For instance, while the U.S. overall abortion rate was estimated at 15.9 abortions per 1,000 women in 2023, access varies wildly by state. In parts of the Global South, over-restrictive laws paired with weak healthcare systems leave women vulnerable to clandestine care and its complications.
In short: the body is not only under legal siege — it is under structural strain.
Resistance and Reform
But this is not only a tale of rollback and repression. Around the world, activists, lawyers, health professionals and ordinary women are pushing back — reframing abortion access not as favour but as justice.
For example, the Center for Reproductive Rights’ Pathways to Change report chronicles successful legal reforms across 13 countries, offering practical strategies from alliance-building to litigation. The Global Fund for Women emphasises that reproductive rights are inseparable from economic, racial and climate justice.
These efforts reveal a key insight: access to abortion isn’t simply a medical or legal question — it is a reflection of how society values autonomy.
Beyond Legislation: Autonomy as Infrastructure
If we step back, the broader vision becomes clear: reproductive autonomy is infrastructure. It is not an optional extra. It is the foundation on which education, employment, dignity and democracy are built.
When a woman cannot access safe abortion or contraception, when her body is subject to criminalisation or stigma, the entire architecture of equality falters. The WHO emphasises this when it states that sexual and reproductive health services are a necessary ingredient for gender equality and social participation.
Thus, the battle for abortion rights is a proxy for the broader battle over who gets to belong, who gets to decide, and who remains excluded.
What Must Happen Next
Given the stakes, what are the key components of progress?
Legal clarity and constitutional protection.
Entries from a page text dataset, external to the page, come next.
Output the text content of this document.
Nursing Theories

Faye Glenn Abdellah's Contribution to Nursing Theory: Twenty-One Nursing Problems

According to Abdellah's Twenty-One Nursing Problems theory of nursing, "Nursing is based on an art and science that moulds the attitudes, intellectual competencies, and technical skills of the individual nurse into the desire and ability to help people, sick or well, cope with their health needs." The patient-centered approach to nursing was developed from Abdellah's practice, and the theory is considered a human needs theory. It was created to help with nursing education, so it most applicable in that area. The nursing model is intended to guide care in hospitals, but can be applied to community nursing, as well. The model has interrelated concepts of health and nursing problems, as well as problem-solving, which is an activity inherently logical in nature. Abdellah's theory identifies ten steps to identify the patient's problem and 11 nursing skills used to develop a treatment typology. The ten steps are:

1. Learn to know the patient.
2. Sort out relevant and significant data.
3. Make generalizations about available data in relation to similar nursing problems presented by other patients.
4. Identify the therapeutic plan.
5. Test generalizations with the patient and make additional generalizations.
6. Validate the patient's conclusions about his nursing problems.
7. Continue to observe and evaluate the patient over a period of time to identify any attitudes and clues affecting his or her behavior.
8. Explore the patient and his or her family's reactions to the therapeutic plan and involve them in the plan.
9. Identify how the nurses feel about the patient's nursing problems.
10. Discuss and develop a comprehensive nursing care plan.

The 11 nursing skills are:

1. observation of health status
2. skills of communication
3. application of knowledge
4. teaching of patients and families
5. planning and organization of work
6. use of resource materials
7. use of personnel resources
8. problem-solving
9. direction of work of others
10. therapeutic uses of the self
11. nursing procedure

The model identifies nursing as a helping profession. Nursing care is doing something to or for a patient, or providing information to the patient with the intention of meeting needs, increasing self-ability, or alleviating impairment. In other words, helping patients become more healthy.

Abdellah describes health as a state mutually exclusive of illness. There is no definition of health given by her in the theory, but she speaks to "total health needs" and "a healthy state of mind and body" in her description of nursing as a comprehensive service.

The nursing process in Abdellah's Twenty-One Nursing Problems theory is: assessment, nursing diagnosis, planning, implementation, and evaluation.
Countries like France show one model: embedding abortion rights into the highest legal tier helps shield them from political volatility.
Removing structural barriers. It isn’t enough to legalise; there must be actual access: clinics, trained providers, affordable care, safe travel.
Normalize autonomy across borders. When barriers emerge in one country, women cross borders, seek pills online, or rely on clandestine networks. That underscores that reproductive rights are regional, not solely national.
Link access to justice dialogues. Reproductive care must be linked to human rights, racial justice, disability access, climate resilience. Fragmentation weakens the cause.
Monitor and adapt for the digital era. As telemedicine, pills by mail, and data-driven medicine expand, regulation must protect privacy, guard against prosecution, and ensure safe access.
Sustain political will. Reform doesn’t end when a law is passed. Policy, funding, education and public culture must evolve alongside.
Conclusion: The Body Remembers
The headlines tell us the story of law and reform; yet the body tells another story — of memory, of loss, of survival. It remembers the clinic that closed, the stigma that lingered, the sister who travelled across borders. It also remembers the protest march, the clinic opened, the pill by mail. It holds both despair and hope in its cells.
Because this is not just an ideological battle. It is about the right to inhabit one’s own self without permission or apology. It is about autonomy not as an abstraction, but as everyday life — walking down the street, planning a future, making decisions that matter.
Around the world, history is being written in real time — in parliaments, courts, clinics, scripts, and bodies. And though the journey is far from over, the direction is unmistakable: toward self-determination, equity and recognition.
In the end, the body remembers.
And from that memory springs the new generation of freedom.